To Be at a Crossroad…
The way our lives flow through time and the repitition that each of us encounter, day after day, tends to blur the multitude of crossroads that we reach and the different decisions that we make at each of these crossroads.
In a sense, this is what it’s like to walk around a crowded city like New York City. There are turns everywhere and roads and alleys which lead to every nook of the city. But by design, it’s never difficult to get back to where you were in case you do make the wrong choice and turn down the wrong road…these decisions come in passing and perhaps you don’t even think about it.

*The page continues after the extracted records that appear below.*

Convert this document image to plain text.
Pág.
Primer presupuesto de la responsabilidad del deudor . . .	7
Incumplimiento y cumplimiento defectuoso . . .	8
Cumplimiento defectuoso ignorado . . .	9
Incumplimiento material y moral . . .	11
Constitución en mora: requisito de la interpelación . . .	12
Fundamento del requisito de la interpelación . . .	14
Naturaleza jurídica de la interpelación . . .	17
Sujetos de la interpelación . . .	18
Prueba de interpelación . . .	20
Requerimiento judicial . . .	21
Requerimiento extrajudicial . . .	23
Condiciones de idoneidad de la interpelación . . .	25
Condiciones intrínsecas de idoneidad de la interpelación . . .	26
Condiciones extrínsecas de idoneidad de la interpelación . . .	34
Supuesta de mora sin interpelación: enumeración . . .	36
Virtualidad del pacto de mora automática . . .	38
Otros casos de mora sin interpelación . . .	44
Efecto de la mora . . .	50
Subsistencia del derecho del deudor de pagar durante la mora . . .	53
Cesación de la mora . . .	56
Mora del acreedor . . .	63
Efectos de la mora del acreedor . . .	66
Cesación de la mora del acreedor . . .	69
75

But in every life, there are milestones that approach and crossroads that split into two clearly defined paths with no readily apparent way back to where you started. Looking down either road at this intersection, we imagine ourselves in the future and what it would be like to take either path. Will we be fortunate and meet success or will it come to be that our decision haunt us in our dreams? The decision is never easy as unlike a city street, it may be miles before we reach the U-turn.
I’ve felt this rarely in my near 25 years of life. Even marriage was an easy and natural decision for me. And now such a decision weighs on me with a paralyzing force; I just don’t know what to do. I am comfortable, but not completely satisfied. My sensible side tells me to continue on the path that I have taken. The dreamer in me tells me to ditch the map and head into the unknown.
Ah, to be at a crossroad in life, to be at once filled with hope and fear as well.